Nonostante l’annata funesta per il teatro, tra i settori più duramente colpiti dalle limitazioni scaturite dall’emergenza Covid, l’edizione 2020 del Napoli Teatro Festival non ha mancato di offrire al pubblico spettacoli di qualità, selezionati tra le proposte drammaturgiche più interessanti del panorama teatrale nazionale e internazionale contemporaneo. Tra i vari testi messi in scena, grande il successo di pubblico e di critica riscosso da “Il Colloquio”, che il 12 luglio , nell’incantevole scenario del giardino romantico di Palazzo Reale, ha raccontato con lucida ironia il dramma del carcere, scegliendo un punto di vista originale e coraggioso. Abbiamo incontrato parte della compagnia nei suggestivi spazi della sala “Coffee Brecht” di Napoli, dove il cast ha tenuto le prove dello spettacolo durante il lockdown.

“Il colloquio accoglie e rilancia il punto di vista dei parenti dei detenuti”, ci racconta il giovane regista Eduardo Di Pietro: “l’idea dello spettacolo prende le mosse da un fatto di cronaca di cui sono venuto a conoscenza qualche tempo fa grazie ad un documentario di Gaetano Di Vaio e cioè il sistema di accesso al carcere di Poggioreale che fino a qualche anno fa richiedeva un grande sforzo un grande sacrificio da parte dei parenti dei detenuti, quasi sempre donne, che per poter accedere al colloquio settimanale erano costrette molte ore prima a fare la fila all’esterno del carcere per poter poi pian piano entrare, esposte alle intemperie e senza alcun tipo di tutela, in un contesto dove spesso si verificavano tafferugli dove la tensione era forte la sofferenza era tangibile”. Sulla scena, tre attori interpretano altrettante mogli dei detenuti del carcere di Poggioreale, assurto ad emblema delle carceri di tutto il mondo. Assistiamo quindi alle tante piccole e grandi difficoltà che queste signore devono affrontare quotidianamente, dai farraginosi e tragicomici protocolli per introdurre oggetti da recapitare all’interno, al dolore per l’insensibilità con cui talvolta le istituzioni ostacolano la comunicazione tra il “dentro” e il “fuori”. La scelta di far interpretare dei ruoli femminili a 3 bravi attori, Renato Bisogni, Alessandro Errico e Marco Montecatino, risponde all’esigenza di sottolineare quanto la vita di queste donne battagliere venga in vari modi condizionata e assorbita dalla condizione dei loro parenti in cella, e quanto la dura battaglia per riuscire a conservare legami umani autentici finisca per condizionare ogni ambito della loro quotidianità, fino a modificarle nella carne e nello spirito, in un gioco di specchi e di rimandi in cui mentre la vita cerca di entrare nelle celle, è piuttosto la dimensione carceraria a contaminare le esistenze monche delle famiglie separate dai propri cari.
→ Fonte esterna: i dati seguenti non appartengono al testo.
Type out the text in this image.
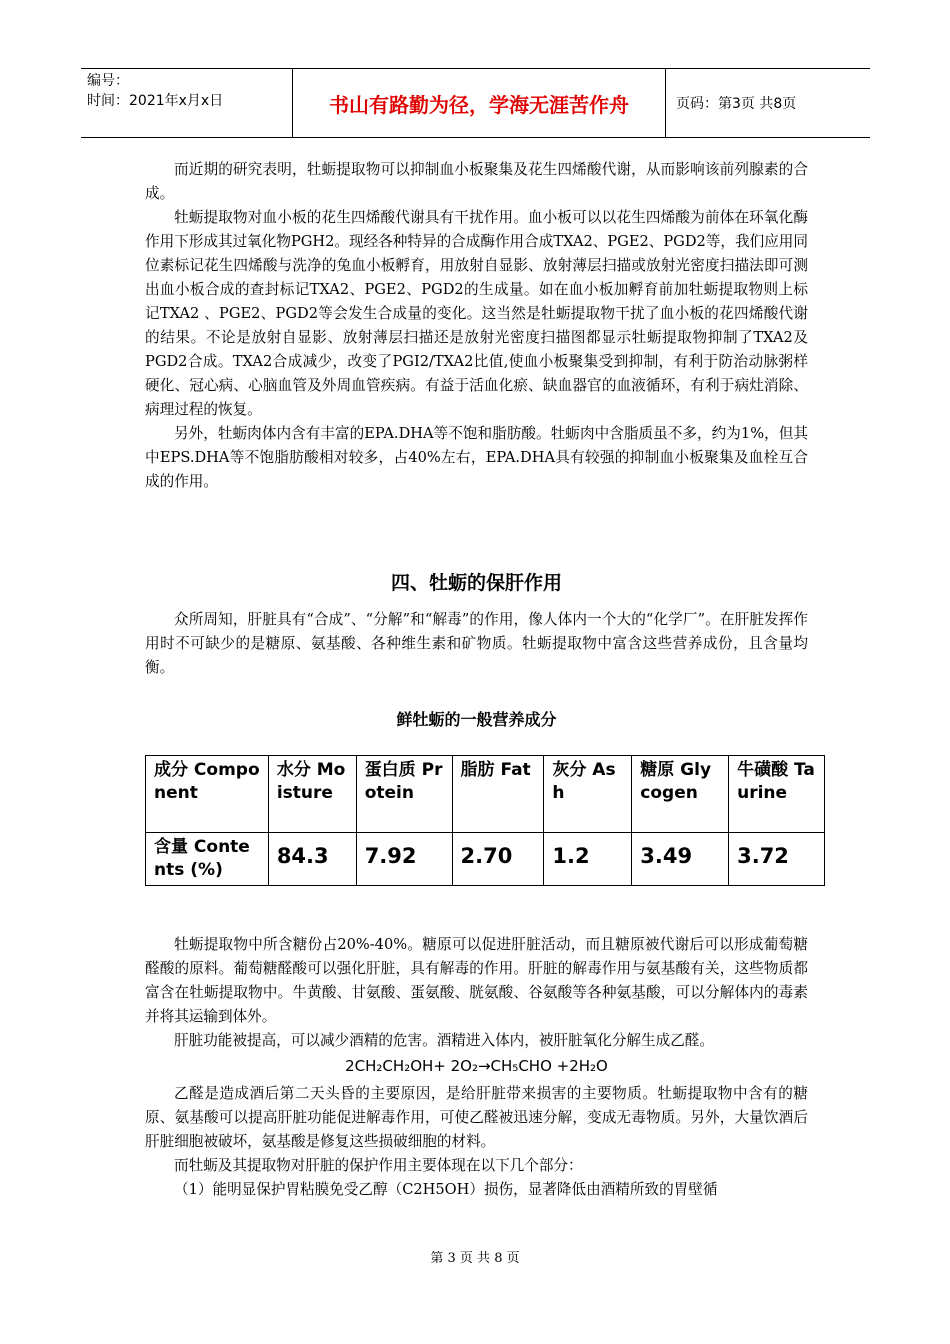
编号：
时间：2021年x月x日	书山有路勤为径，学海无涯苦作舟	页码：第3页 共8页

而近期的研究表明，牡蛎提取物可以抑制血小板聚集及花生四烯酸代谢，从而影响该前列腺素的合成。

牡蛎提取物对血小板的花生四烯酸代谢具有干扰作用。血小板可以以花生四烯酸为前体在环氧化酶作用下形成其过氧化物PGH2。现经各种特异的合成酶作用合成TXA2、PGE2、PGD2等，我们应用同位素标记花生四烯酸与洗净的兔血小板孵育，用放射自显影、放射薄层扫描或放射光密度扫描法即可测出血小板合成的查封标记TXA2、PGE2、PGD2的生成量。如在血小板加孵育前加牡蛎提取物则上标记TXA2 、PGE2、PGD2等会发生合成量的变化。这当然是牡蛎提取物干扰了血小板的花四烯酸代谢的结果。不论是放射自显影、放射薄层扫描还是放射光密度扫描图都显示牡蛎提取物抑制了TXA2及PGD2合成。TXA2合成减少，改变了PGI2/TXA2比值,使血小板聚集受到抑制，有利于防治动脉粥样硬化、冠心病、心脑血管及外周血管疾病。有益于活血化瘀、缺血器官的血液循环，有利于病灶消除、病理过程的恢复。

另外，牡蛎肉体内含有丰富的EPA.DHA等不饱和脂肪酸。牡蛎肉中含脂质虽不多，约为1%，但其中EPS.DHA等不饱脂肪酸相对较多，占40%左右，EPA.DHA具有较强的抑制血小板聚集及血栓互合成的作用。

四、牡蛎的保肝作用

众所周知，肝脏具有“合成”、“分解”和“解毒”的作用，像人体内一个大的“化学厂”。在肝脏发挥作用时不可缺少的是糖原、氨基酸、各种维生素和矿物质。牡蛎提取物中富含这些营养成份，且含量均衡。

鲜牡蛎的一般营养成分
成分 Component	水分 Moisture	蛋白质 Protein	脂肪 Fat	灰分 Ash	糖原 Glycogen	牛磺酸 Taurine
含量 Contents (%)	84.3	7.92	2.70	1.2	3.49	3.72

牡蛎提取物中所含糖份占20%-40%。糖原可以促进肝脏活动，而且糖原被代谢后可以形成葡萄糖醛酸的原料。葡萄糖醛酸可以强化肝脏，具有解毒的作用。肝脏的解毒作用与氨基酸有关，这些物质都富含在牡蛎提取物中。牛黄酸、甘氨酸、蛋氨酸、胱氨酸、谷氨酸等各种氨基酸，可以分解体内的毒素并将其运输到体外。

肝脏功能被提高，可以减少酒精的危害。酒精进入体内，被肝脏氧化分解生成乙醛。

2CH₂CH₂OH+ 2O₂→CH₅CHO +2H₂O

乙醛是造成酒后第二天头昏的主要原因，是给肝脏带来损害的主要物质。牡蛎提取物中含有的糖原、氨基酸可以提高肝脏功能促进解毒作用，可使乙醛被迅速分解，变成无毒物质。另外，大量饮酒后肝脏细胞被破坏，氨基酸是修复这些损破细胞的材料。

而牡蛎及其提取物对肝脏的保护作用主要体现在以下几个部分：

（1）能明显保护胃粘膜免受乙醇（C2H5OH）损伤，显著降低由酒精所致的胃壁循

第 3 页 共 8 页
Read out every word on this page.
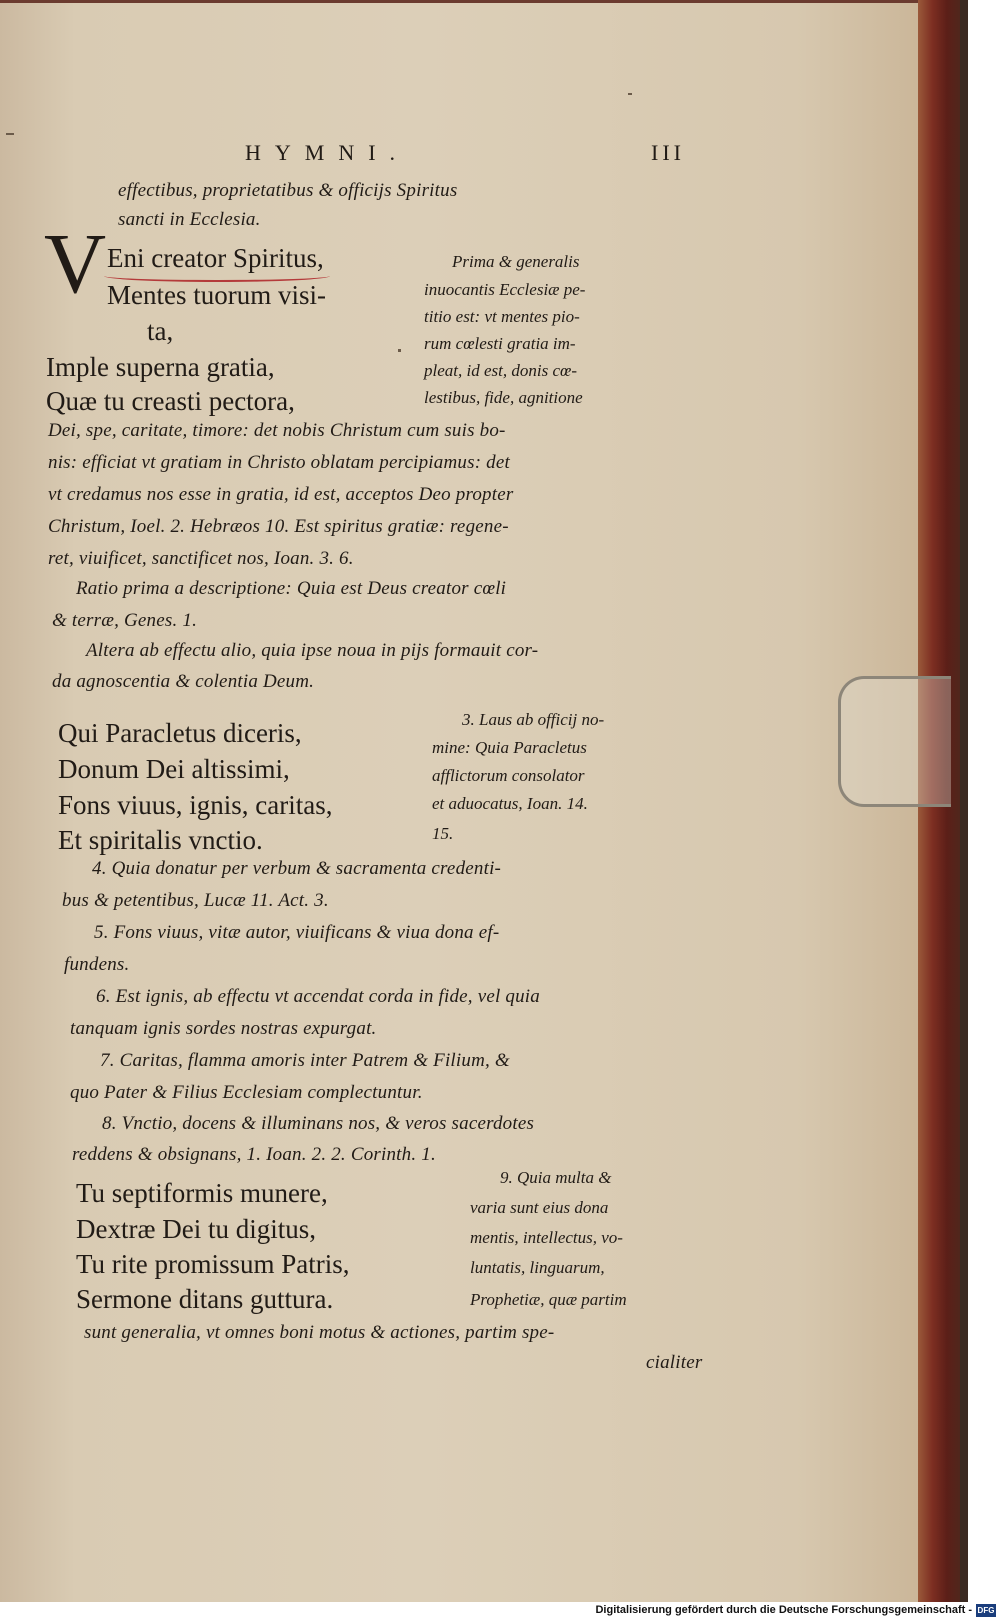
HYMNI.	III
effectibus, proprietatibus & officijs Spiritus
sancti in Ecclesia.
V Eni creator Spiritus,
Mentes tuorum visi-
ta,
Imple superna gratia,
Quæ tu creasti pectora,
Prima & generalis
inuocantis Ecclesiæ pe-
titio est: vt mentes pio-
rum cœlesti gratia im-
pleat, id est, donis cœ-
lestibus, fide, agnitione
Dei, spe, caritate, timore: det nobis Christum cum suis bo-
nis: efficiat vt gratiam in Christo oblatam percipiamus: det
vt credamus nos esse in gratia, id est, acceptos Deo propter
Christum, Ioel. 2. Hebræos 10. Est spiritus gratiæ: regene-
ret, viuificet, sanctificet nos, Ioan. 3. 6.
Ratio prima a descriptione: Quia est Deus creator cœli
& terræ, Genes. 1.
Altera ab effectu alio, quia ipse noua in pijs formauit cor-
da agnoscentia & colentia Deum.
Qui Paracletus diceris,
Donum Dei altissimi,
Fons viuus, ignis, caritas,
Et spiritalis vnctio.
3. Laus ab officij no-
mine: Quia Paracletus
afflictorum consolator
et aduocatus, Ioan. 14.
15.
4. Quia donatur per verbum & sacramenta credenti-
bus & petentibus, Lucæ 11. Act. 3.
5. Fons viuus, vitæ autor, viuificans & viua dona ef-
fundens.
6. Est ignis, ab effectu vt accendat corda in fide, vel quia
tanquam ignis sordes nostras expurgat.
7. Caritas, flamma amoris inter Patrem & Filium, &
quo Pater & Filius Ecclesiam complectuntur.
8. Vnctio, docens & illuminans nos, & veros sacerdotes
reddens & obsignans, 1. Ioan. 2. 2. Corinth. 1.
Tu septiformis munere,
Dextræ Dei tu digitus,
Tu rite promissum Patris,
Sermone ditans guttura.
9. Quia multa &
varia sunt eius dona
mentis, intellectus, vo-
luntatis, linguarum,
Prophetiæ, quæ partim
sunt generalia, vt omnes boni motus & actiones, partim spe-
cialiter
Digitalisierung gefördert durch die Deutsche Forschungsgemeinschaft - DFG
Una riflessione sul malfunzionamento e sulle criticità dei meccanismi detentivi che non risparmia critiche feroci, senza però rinunciare ai registri dell’ironia e della leggerezza. “Il colloquio”, prodotto dal Teatro Bellini e dalla Fondazione teatro di Napoli, è anche e soprattutto un’incursione in storie di femminilità violate e adombrate dall’onta e dalle difficoltà di un sistema detentivo che finisce per far sentire in cella anche chi ne resta apparentemente fuori. L’apporto femminile allo spettacolo non manca, grazie anche all’aiuto regia di Cecilia Lupoli e all’organizzazione di Martina Di Leva.“Siamo stati un po’ sfortunati”, sottolinea quest’ultima, “perché dopo il successo coronato con il conferimento del Premio Scenario Periferie nel 2019, lo spettacolo ha visto e vissuto sulla sua pelle il fermo dovuto all’emergenza Covid. Però il Napoli Teatro Festival è stata la miccia per ricominciare. Speriamo di avere lunga strada davanti, ancora”.